Pair Trading with Procter Gamble and Ford

The main advantage of trading using opposite Procter Gamble and Ford positions is that it hedges away some unsystematic risk. Because of two separate transactions, even if Procter Gamble position performs unexpectedly, Ford can make up some of the losses. Pair trading also minimizes risk from directional movements in the market. For example, if an entire industry or sector drops because of unexpected headlines, the short position in Ford will offset losses from the drop in Ford's long position.

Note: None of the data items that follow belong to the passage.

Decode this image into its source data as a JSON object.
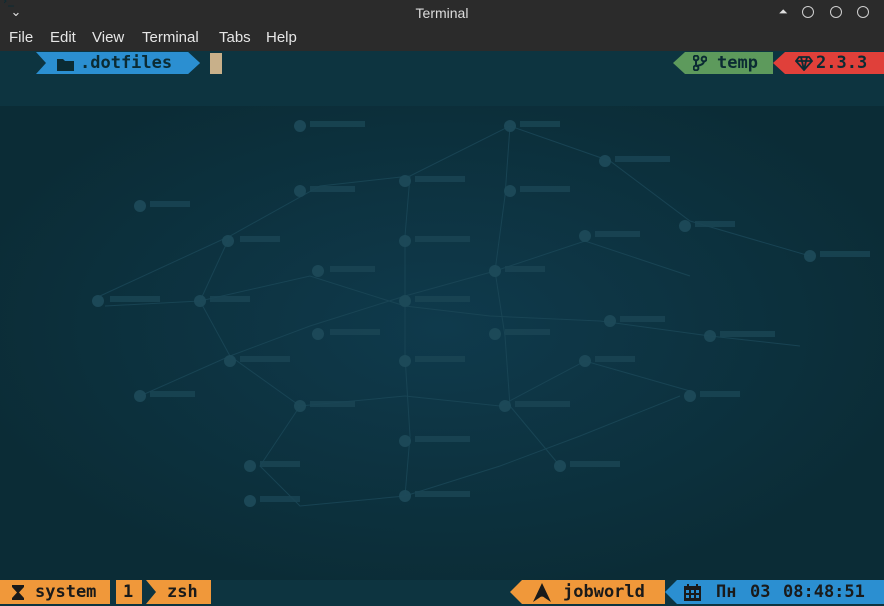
{
  "window": {
    "title": "Terminal"
  },
  "menu": [
    "File",
    "Edit",
    "View",
    "Terminal",
    "Tabs",
    "Help"
  ],
  "prompt": {
    "directory": ".dotfiles",
    "git_branch": "temp",
    "ruby_version": "2.3.3"
  },
  "status": {
    "session": "system",
    "window_index": "1",
    "shell": "zsh",
    "host": "jobworld",
    "day": "Пн",
    "date": "03",
    "time": "08:48:51"
  },
  "colors": {
    "blue": "#2b8fd1",
    "green": "#5d9a5c",
    "red": "#e0403a",
    "orange": "#f0983a",
    "background": "#0d3440"
  }
}
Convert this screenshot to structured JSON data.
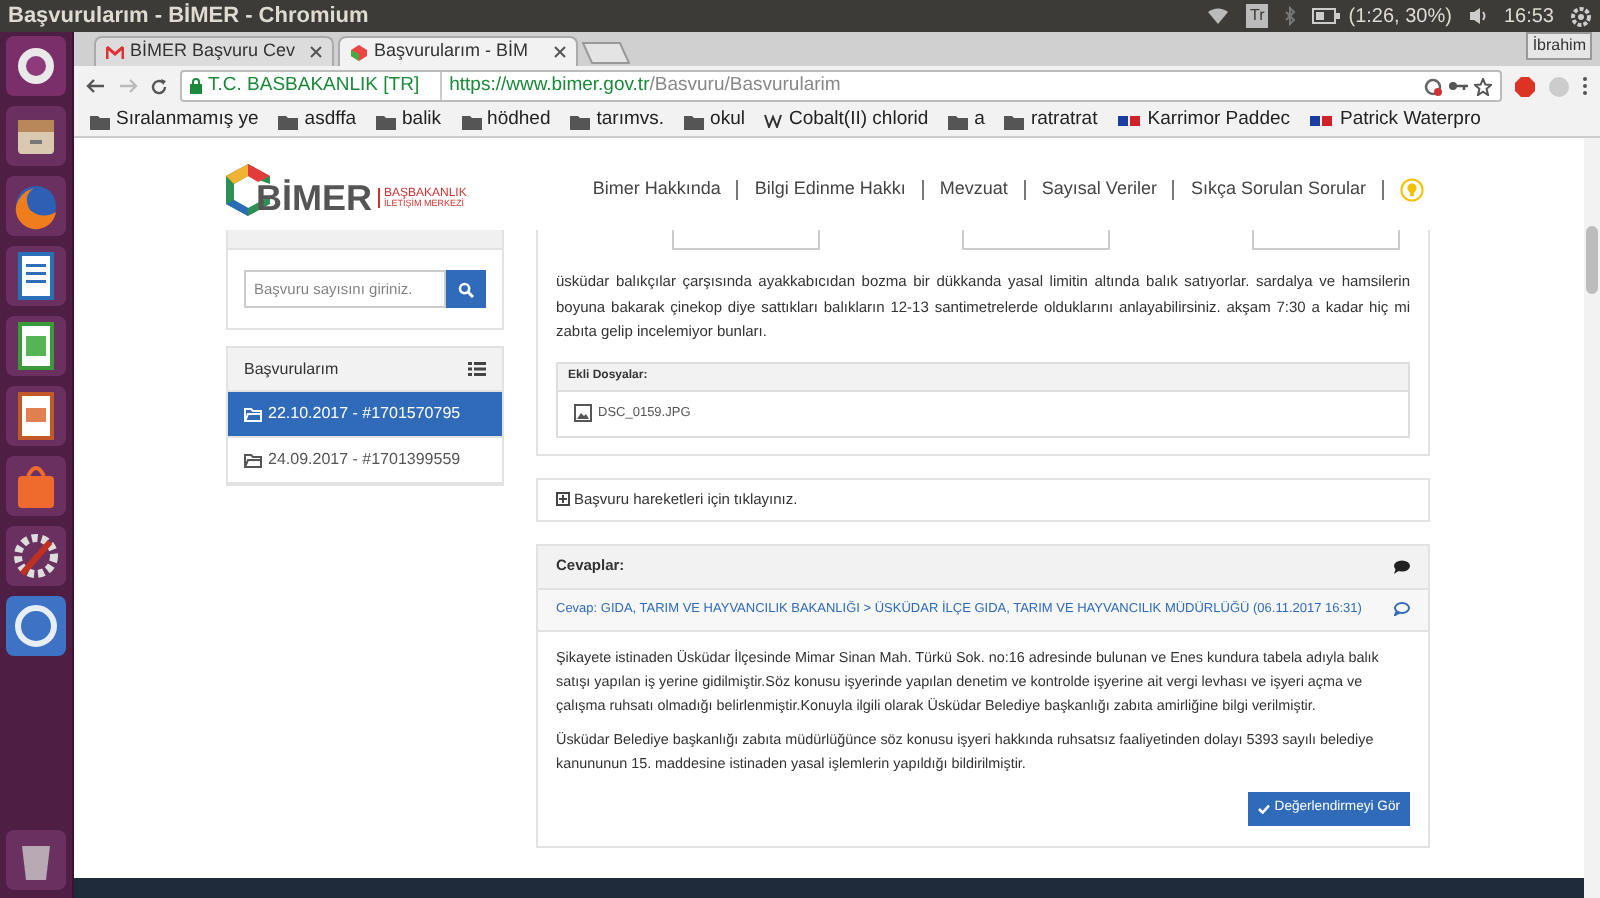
{
  "topbar": {
    "title": "Başvurularım - BİMER - Chromium",
    "keyboard": "Tr",
    "battery": "(1:26, 30%)",
    "clock": "16:53"
  },
  "tabs": [
    {
      "label": "BİMER Başvuru Cev",
      "selected": false,
      "kind": "mail"
    },
    {
      "label": "Başvurularım - BİM",
      "selected": true,
      "kind": "site"
    }
  ],
  "profile": "İbrahim",
  "address": {
    "security": "T.C. BASBAKANLIK [TR]",
    "host": "https://www.bimer.gov.tr",
    "path": "/Basvuru/Basvurularim"
  },
  "bookmarks": [
    {
      "label": "Sıralanmamış ye",
      "kind": "folder"
    },
    {
      "label": "asdffa",
      "kind": "folder"
    },
    {
      "label": "balik",
      "kind": "folder"
    },
    {
      "label": "hödhed",
      "kind": "folder"
    },
    {
      "label": "tarımvs.",
      "kind": "folder"
    },
    {
      "label": "okul",
      "kind": "folder"
    },
    {
      "label": "Cobalt(II) chlorid",
      "kind": "wiki"
    },
    {
      "label": "a",
      "kind": "folder"
    },
    {
      "label": "ratratrat",
      "kind": "folder"
    },
    {
      "label": "Karrimor Paddec",
      "kind": "sd"
    },
    {
      "label": "Patrick Waterpro",
      "kind": "sd"
    }
  ],
  "site": {
    "logo": "BİMER",
    "logo_sub": [
      "BAŞBAKANLIK",
      "İLETİŞİM MERKEZİ"
    ],
    "nav": [
      "Bimer Hakkında",
      "Bilgi Edinme Hakkı",
      "Mevzuat",
      "Sayısal Veriler",
      "Sıkça Sorulan Sorular"
    ]
  },
  "search": {
    "placeholder": "Başvuru sayısını giriniz."
  },
  "applications": {
    "title": "Başvurularım",
    "items": [
      {
        "label": "22.10.2017 - #1701570795",
        "selected": true
      },
      {
        "label": "24.09.2017 - #1701399559",
        "selected": false
      }
    ]
  },
  "complaint": {
    "text": "üsküdar balıkçılar çarşısında ayakkabıcıdan bozma bir dükkanda yasal limitin altında balık satıyorlar. sardalya ve hamsilerin boyuna bakarak çinekop diye sattıkları balıkların 12-13 santimetrelerde olduklarını anlayabilirsiniz. akşam 7:30 a kadar hiç mi zabıta gelip incelemiyor bunları.",
    "attachments_title": "Ekli Dosyalar:",
    "attachments": [
      "DSC_0159.JPG"
    ]
  },
  "history_link": "Başvuru hareketleri için tıklayınız.",
  "answers": {
    "title": "Cevaplar:",
    "answer_title": "Cevap: GIDA, TARIM VE HAYVANCILIK BAKANLIĞI > ÜSKÜDAR İLÇE GIDA, TARIM VE HAYVANCILIK MÜDÜRLÜĞÜ (06.11.2017 16:31)",
    "paragraphs": [
      "Şikayete istinaden Üsküdar İlçesinde Mimar Sinan Mah. Türkü Sok. no:16 adresinde bulunan ve Enes kundura tabela adıyla balık satışı yapılan iş yerine gidilmiştir.Söz konusu işyerinde yapılan denetim ve kontrolde işyerine ait vergi levhası ve işyeri açma ve çalışma ruhsatı olmadığı belirlenmiştir.Konuyla ilgili olarak Üsküdar Belediye başkanlığı zabıta amirliğine bilgi verilmiştir.",
      "Üsküdar Belediye başkanlığı zabıta müdürlüğünce söz konusu işyeri hakkında ruhsatsız faaliyetinden dolayı 5393 sayılı belediye kanununun 15. maddesine istinaden yasal işlemlerin yapıldığı bildirilmiştir."
    ],
    "button": "Değerlendirmeyi Gör"
  }
}
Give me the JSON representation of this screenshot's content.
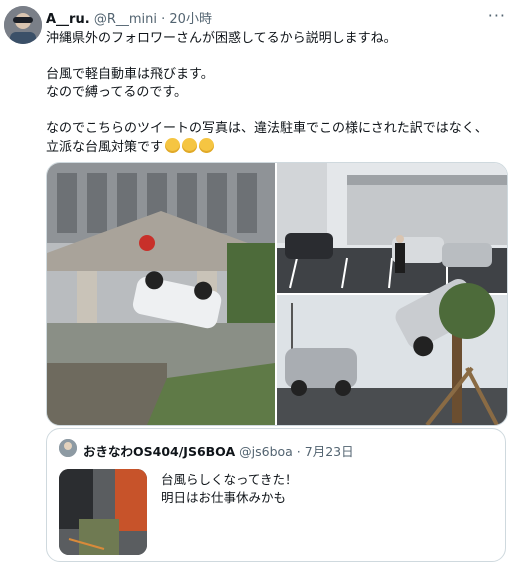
{
  "tweet": {
    "display_name": "A__ru.",
    "handle": "@R__mini",
    "separator": "·",
    "time": "20小時",
    "more_icon": "more-icon",
    "lines": [
      "沖縄県外のフォロワーさんが困惑してるから説明しますね。",
      "",
      "台風で軽自動車は飛びます。",
      "なので縛ってるのです。",
      "",
      "なのでこちらのツイートの写真は、違法駐車でこの様にされた訳ではなく、",
      "立派な台風対策です"
    ],
    "emoji": "clapping-hands-emoji"
  },
  "quoted": {
    "display_name": "おきなわOS404/JS6BOA",
    "handle": "@js6boa",
    "separator": "·",
    "date": "7月23日",
    "lines": [
      "台風らしくなってきた！",
      "明日はお仕事休みかも"
    ]
  },
  "colors": {
    "text": "#0f1419",
    "muted": "#536471",
    "border": "#cfd9de"
  }
}
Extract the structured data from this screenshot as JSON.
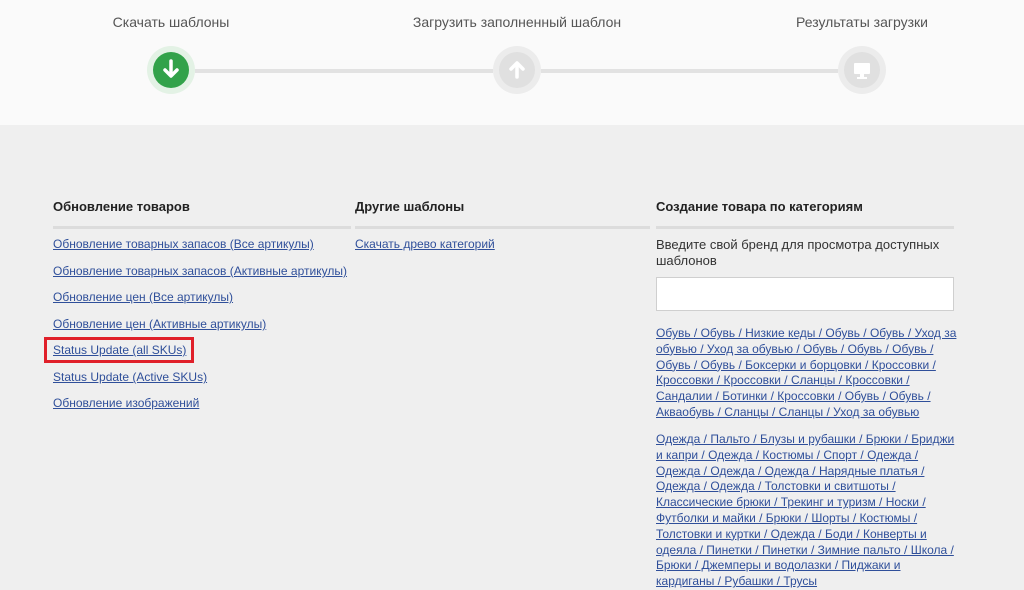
{
  "stepper": {
    "steps": [
      {
        "label": "Скачать шаблоны",
        "state": "active",
        "icon": "download-arrow-icon"
      },
      {
        "label": "Загрузить заполненный шаблон",
        "state": "inactive",
        "icon": "upload-arrow-icon"
      },
      {
        "label": "Результаты загрузки",
        "state": "inactive",
        "icon": "monitor-icon"
      }
    ],
    "colors": {
      "active": "#32a24a",
      "inactive": "#e0e0e0"
    }
  },
  "product_update": {
    "title": "Обновление товаров",
    "links": [
      "Обновление товарных запасов (Все артикулы)",
      "Обновление товарных запасов (Активные артикулы)",
      "Обновление цен (Все артикулы)",
      "Обновление цен (Активные артикулы)",
      "Status Update (all SKUs)",
      "Status Update (Active SKUs)",
      "Обновление изображений"
    ],
    "highlighted_link": "Status Update (all SKUs)",
    "highlight_color": "#e0202a"
  },
  "other_templates": {
    "title": "Другие шаблоны",
    "links": [
      "Скачать древо категорий"
    ]
  },
  "create_by_category": {
    "title": "Создание товара по категориям",
    "prompt": "Введите свой бренд для просмотра доступных шаблонов",
    "brand_input_value": "",
    "category_groups": [
      "Обувь / Обувь / Низкие кеды / Обувь / Обувь / Уход за обувью / Уход за обувью / Обувь / Обувь / Обувь / Обувь / Обувь / Боксерки и борцовки / Кроссовки / Кроссовки / Кроссовки / Сланцы / Кроссовки / Сандалии / Ботинки / Кроссовки / Обувь / Обувь / Аквaобувь / Сланцы / Сланцы / Уход за обувью",
      "Одежда / Пальто / Блузы и рубашки / Брюки / Бриджи и капри / Одежда / Костюмы / Спорт / Одежда / Одежда / Одежда / Одежда / Нарядные платья / Одежда / Одежда / Толстовки и свитшоты / Классические брюки / Трекинг и туризм / Носки / Футболки и майки / Брюки / Шорты / Костюмы / Толстовки и куртки / Одежда / Боди / Конверты и одеяла / Пинетки / Пинетки / Зимние пальто / Школа / Брюки / Джемперы и водолазки / Пиджаки и кардиганы / Рубашки / Трусы"
    ]
  }
}
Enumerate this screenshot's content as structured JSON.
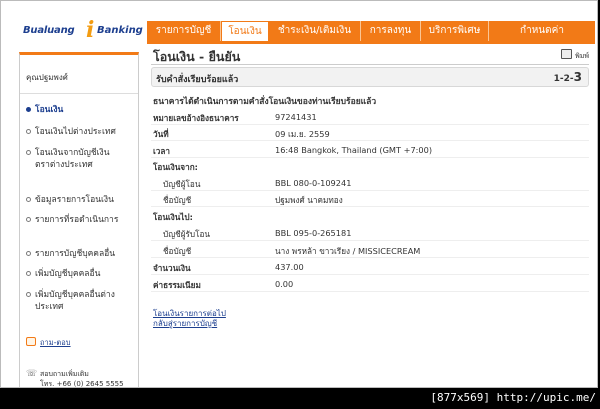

The idea behind Procter Gamble and Ford Motor pairs trading is to make the combined position market-neutral, meaning the overall market's direction will not affect its win or loss (or potential downside or upside). This can be achieved by designing a pairs trade with two highly correlated stocks or equities that operate in a similar space or sector, making it possible to obtain profits through simple and relatively low-risk investment.
Check out your portfolio center. Note that this page's information should be used as a complementary analysis to find the right mix of equity instruments to add to your existing portfolios or create a brand new portfolio. You can also try Portfolio Rebalancing module to analyze risk-adjusted returns against different time horizons to find asset-allocation targets.